Bilincin Zor Sorununa Karşı bir Nörofenomenoloji Savunusu
Özet
The hard problem of consciousness is one of the most fundamental problems of the philosophy of mind. The problem, introduced by David Chalmers reformulates René Descartes' mind-body problem from within a physicalist paradigm and addresses the epistemological and ontological challenges faced by the physicalist paradigm, which attempts to reduce conscious experience to a physical and functional structure. While there are different theoretical and methodological approaches addressing this problem, from a broad perspective, monist theories usually attempt to give an eliminative and reductionist explanation of consciousness, while dualist theories accepting the reality and irreducibility of consciousness, are mostly silent about the methodological implications of this irreducibility.
The enactive approach, which has emerged as a new paradigm in cognitive sciences, offers a conception of embodied consciousness as an alternative to the "brain-centered" approaches in cognitive sciences, while simultaneously problematizing the presuppositions that give rise to the hard problem of consciousness and endeavoring to undermine this problem. The enactive approach, which establishes the possession of an embodied autonomous organization as a criterion for being a living being, affirms the indispensability of experiential structures for the emergence and sustenance of this organization. These structures cannot be regarded independently from it; rather, they can only be elucidated through a phenomenological comprehension. The hard problem of consciousness is reformulated as the body-body problem, in which there is no ontological gap, as a result of this conception called by Evan Thompson called “the life-mind contunuity”.
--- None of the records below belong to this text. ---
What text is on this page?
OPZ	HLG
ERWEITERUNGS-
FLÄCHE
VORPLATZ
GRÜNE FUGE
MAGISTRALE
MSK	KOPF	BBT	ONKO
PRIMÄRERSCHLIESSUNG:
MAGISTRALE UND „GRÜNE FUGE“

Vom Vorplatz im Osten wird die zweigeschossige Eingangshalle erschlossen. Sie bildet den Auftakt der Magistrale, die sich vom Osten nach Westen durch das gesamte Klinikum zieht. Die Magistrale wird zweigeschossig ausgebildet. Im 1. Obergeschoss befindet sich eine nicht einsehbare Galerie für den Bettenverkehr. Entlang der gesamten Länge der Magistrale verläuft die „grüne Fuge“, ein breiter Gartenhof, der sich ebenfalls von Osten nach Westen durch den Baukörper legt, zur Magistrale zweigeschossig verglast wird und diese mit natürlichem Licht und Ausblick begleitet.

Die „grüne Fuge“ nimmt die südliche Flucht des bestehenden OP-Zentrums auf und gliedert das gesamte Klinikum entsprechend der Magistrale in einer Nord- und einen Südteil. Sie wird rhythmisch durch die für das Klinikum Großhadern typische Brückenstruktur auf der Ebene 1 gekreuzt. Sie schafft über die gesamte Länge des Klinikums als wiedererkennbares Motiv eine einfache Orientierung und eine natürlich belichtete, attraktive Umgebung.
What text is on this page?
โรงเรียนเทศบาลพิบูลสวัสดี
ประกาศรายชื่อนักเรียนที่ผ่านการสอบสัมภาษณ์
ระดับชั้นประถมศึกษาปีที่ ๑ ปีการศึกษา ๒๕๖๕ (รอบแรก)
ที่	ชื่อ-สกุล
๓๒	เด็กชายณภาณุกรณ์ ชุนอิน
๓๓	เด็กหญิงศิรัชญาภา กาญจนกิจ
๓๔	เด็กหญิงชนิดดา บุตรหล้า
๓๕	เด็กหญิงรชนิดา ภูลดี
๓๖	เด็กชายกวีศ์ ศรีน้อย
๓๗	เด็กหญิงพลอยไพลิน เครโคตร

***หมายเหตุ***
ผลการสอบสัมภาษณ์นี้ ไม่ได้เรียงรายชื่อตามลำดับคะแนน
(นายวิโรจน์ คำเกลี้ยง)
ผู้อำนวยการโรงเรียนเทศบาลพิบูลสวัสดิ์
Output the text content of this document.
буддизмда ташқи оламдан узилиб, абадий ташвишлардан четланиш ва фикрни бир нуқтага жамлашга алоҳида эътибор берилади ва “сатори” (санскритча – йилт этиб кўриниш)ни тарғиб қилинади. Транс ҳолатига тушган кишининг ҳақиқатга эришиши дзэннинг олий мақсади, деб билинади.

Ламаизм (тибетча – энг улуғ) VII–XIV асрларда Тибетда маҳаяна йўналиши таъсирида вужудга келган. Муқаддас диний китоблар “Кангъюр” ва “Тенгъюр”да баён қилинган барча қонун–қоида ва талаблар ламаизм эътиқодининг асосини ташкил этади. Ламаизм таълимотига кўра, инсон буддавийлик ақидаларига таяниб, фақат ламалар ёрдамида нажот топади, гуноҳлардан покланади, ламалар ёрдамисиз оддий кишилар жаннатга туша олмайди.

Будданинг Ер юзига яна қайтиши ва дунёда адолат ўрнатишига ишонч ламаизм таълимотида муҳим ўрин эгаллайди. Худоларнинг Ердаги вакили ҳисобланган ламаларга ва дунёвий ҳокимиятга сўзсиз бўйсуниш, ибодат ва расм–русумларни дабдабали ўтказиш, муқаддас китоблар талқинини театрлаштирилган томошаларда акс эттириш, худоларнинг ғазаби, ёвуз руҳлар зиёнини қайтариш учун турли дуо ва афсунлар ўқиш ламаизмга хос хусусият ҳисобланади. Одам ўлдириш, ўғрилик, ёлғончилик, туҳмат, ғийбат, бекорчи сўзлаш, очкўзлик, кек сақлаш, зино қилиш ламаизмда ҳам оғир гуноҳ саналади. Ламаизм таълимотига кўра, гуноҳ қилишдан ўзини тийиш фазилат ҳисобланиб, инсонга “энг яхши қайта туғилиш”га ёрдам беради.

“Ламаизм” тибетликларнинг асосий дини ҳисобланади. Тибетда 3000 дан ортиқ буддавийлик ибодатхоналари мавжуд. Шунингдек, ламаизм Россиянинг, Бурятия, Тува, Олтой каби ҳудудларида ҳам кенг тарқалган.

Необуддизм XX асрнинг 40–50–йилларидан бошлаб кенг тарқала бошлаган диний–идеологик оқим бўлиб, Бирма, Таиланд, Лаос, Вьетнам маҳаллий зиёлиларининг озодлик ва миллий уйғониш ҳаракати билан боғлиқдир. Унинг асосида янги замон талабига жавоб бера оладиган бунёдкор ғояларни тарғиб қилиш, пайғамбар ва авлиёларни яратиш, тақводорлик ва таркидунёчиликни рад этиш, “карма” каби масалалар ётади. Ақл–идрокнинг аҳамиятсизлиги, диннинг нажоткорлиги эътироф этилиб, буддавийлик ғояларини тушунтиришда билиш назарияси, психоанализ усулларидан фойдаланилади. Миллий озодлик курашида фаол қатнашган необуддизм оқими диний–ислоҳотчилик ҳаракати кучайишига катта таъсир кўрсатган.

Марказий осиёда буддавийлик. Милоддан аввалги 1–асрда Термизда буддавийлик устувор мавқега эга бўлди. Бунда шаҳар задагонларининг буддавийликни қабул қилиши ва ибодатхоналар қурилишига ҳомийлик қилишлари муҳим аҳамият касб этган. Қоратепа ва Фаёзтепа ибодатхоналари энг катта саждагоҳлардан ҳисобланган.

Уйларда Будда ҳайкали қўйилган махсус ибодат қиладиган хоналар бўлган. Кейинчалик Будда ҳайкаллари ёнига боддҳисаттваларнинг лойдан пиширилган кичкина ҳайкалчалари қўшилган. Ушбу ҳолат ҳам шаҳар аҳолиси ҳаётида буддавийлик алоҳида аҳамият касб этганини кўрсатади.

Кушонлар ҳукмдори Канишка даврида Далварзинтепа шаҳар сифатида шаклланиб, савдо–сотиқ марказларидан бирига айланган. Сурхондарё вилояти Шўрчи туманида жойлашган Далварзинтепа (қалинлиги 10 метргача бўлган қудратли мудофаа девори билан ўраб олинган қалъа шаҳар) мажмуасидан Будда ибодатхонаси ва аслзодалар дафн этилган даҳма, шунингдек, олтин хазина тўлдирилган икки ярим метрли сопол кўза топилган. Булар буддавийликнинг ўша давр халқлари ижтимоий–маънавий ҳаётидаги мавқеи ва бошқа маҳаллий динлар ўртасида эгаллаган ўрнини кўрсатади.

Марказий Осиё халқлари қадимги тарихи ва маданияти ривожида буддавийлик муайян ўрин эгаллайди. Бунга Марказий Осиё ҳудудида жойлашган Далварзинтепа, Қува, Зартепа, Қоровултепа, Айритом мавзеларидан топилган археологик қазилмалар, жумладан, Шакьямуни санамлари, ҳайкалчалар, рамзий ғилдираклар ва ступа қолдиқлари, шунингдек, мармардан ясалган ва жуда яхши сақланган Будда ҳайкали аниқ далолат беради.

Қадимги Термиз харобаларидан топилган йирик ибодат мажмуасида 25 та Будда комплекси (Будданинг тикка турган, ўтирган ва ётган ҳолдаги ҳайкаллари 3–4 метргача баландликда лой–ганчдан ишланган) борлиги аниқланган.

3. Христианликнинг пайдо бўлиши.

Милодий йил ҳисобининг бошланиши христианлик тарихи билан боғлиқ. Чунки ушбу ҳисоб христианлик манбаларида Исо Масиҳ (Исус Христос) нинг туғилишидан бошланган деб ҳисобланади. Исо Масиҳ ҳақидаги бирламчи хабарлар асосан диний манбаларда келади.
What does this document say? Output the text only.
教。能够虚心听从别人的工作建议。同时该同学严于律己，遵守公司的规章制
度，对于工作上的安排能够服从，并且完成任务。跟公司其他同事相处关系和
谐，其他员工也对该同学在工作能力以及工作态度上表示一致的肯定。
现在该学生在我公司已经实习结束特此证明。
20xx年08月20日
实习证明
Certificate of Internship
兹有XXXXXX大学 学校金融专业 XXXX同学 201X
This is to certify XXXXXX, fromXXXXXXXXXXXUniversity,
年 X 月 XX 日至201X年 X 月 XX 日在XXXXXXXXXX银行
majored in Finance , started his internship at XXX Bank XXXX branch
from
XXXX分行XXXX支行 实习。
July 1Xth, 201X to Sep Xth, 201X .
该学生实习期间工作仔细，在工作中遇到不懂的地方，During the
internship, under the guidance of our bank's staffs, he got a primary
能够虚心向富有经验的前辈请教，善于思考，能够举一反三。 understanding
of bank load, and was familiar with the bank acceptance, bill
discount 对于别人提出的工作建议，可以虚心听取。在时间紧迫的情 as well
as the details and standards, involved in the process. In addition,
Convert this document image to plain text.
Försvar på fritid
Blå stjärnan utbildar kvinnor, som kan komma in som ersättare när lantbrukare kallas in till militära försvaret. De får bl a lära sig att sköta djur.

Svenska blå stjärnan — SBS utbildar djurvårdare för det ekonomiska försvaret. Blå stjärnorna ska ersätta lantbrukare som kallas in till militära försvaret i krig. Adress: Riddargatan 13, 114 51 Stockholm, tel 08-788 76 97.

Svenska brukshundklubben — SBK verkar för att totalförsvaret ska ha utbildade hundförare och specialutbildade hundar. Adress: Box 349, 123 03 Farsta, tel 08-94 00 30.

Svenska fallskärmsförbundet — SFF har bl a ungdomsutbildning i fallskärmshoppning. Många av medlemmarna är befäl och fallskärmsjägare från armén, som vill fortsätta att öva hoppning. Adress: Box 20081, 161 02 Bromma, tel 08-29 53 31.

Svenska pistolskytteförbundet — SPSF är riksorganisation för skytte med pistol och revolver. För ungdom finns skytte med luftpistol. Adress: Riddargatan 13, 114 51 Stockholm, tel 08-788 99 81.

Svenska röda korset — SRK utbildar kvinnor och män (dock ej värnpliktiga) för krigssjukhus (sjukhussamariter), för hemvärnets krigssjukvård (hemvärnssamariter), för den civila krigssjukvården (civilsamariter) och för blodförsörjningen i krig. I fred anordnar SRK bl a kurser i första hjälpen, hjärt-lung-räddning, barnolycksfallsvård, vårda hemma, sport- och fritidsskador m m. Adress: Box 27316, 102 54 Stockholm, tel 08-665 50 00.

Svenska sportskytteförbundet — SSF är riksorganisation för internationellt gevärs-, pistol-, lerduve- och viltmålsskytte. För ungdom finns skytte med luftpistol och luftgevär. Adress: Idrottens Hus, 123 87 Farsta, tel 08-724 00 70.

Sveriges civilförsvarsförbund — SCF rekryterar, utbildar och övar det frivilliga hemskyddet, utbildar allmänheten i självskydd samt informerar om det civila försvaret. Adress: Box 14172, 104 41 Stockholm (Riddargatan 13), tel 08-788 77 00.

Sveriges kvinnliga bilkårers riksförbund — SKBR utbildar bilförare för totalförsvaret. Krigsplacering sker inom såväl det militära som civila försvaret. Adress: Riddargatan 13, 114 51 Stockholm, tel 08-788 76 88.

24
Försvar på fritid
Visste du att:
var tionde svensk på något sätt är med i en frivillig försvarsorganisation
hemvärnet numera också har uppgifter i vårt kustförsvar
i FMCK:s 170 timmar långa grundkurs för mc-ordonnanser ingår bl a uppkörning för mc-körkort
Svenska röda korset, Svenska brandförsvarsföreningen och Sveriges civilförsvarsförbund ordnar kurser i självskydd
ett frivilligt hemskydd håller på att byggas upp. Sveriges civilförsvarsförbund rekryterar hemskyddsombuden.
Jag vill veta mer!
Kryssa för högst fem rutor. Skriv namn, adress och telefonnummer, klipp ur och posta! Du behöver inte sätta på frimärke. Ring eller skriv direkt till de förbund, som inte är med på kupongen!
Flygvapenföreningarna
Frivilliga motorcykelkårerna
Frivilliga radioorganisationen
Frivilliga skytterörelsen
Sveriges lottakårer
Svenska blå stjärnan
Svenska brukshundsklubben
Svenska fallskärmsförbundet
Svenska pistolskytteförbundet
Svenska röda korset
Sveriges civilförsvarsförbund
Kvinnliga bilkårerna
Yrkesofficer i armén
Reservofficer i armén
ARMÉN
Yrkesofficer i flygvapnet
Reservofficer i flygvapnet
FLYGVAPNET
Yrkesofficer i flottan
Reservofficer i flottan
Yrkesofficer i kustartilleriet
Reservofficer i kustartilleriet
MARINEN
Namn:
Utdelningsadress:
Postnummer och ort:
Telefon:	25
Francisco Varela implicitly indicates a continuity between neurophenomenology and the alternative conception of embodied consciousness proposed by the enactive approach through the notion of "remedy" he emphasizes in his proposal of the methodological remedy that neurophenomenology offers for the hard problem of consciousness, which constitutes the research topic of this dissertation. The preceding analysis indicates that the integration of neuroscience and phenomenology, as exemplified by the reciprocal constraints posited by neurophenomenology in response to the hard problem of consciousness, is not designed to bridge between the two fields with the aim of closing the ontological gap between conscious experience and its physical grounding as proposed by Chalmers. Rather, it is a methodologically inevitable consequence of the enactive approach's conception of embodied consciousness. While the conception of embodied consciousness situated at the center of neurophenomenology does not elevate it to the status of an unproblematic methodology, it does allow it to preserve and maintain its structure within the context of its initial objectives.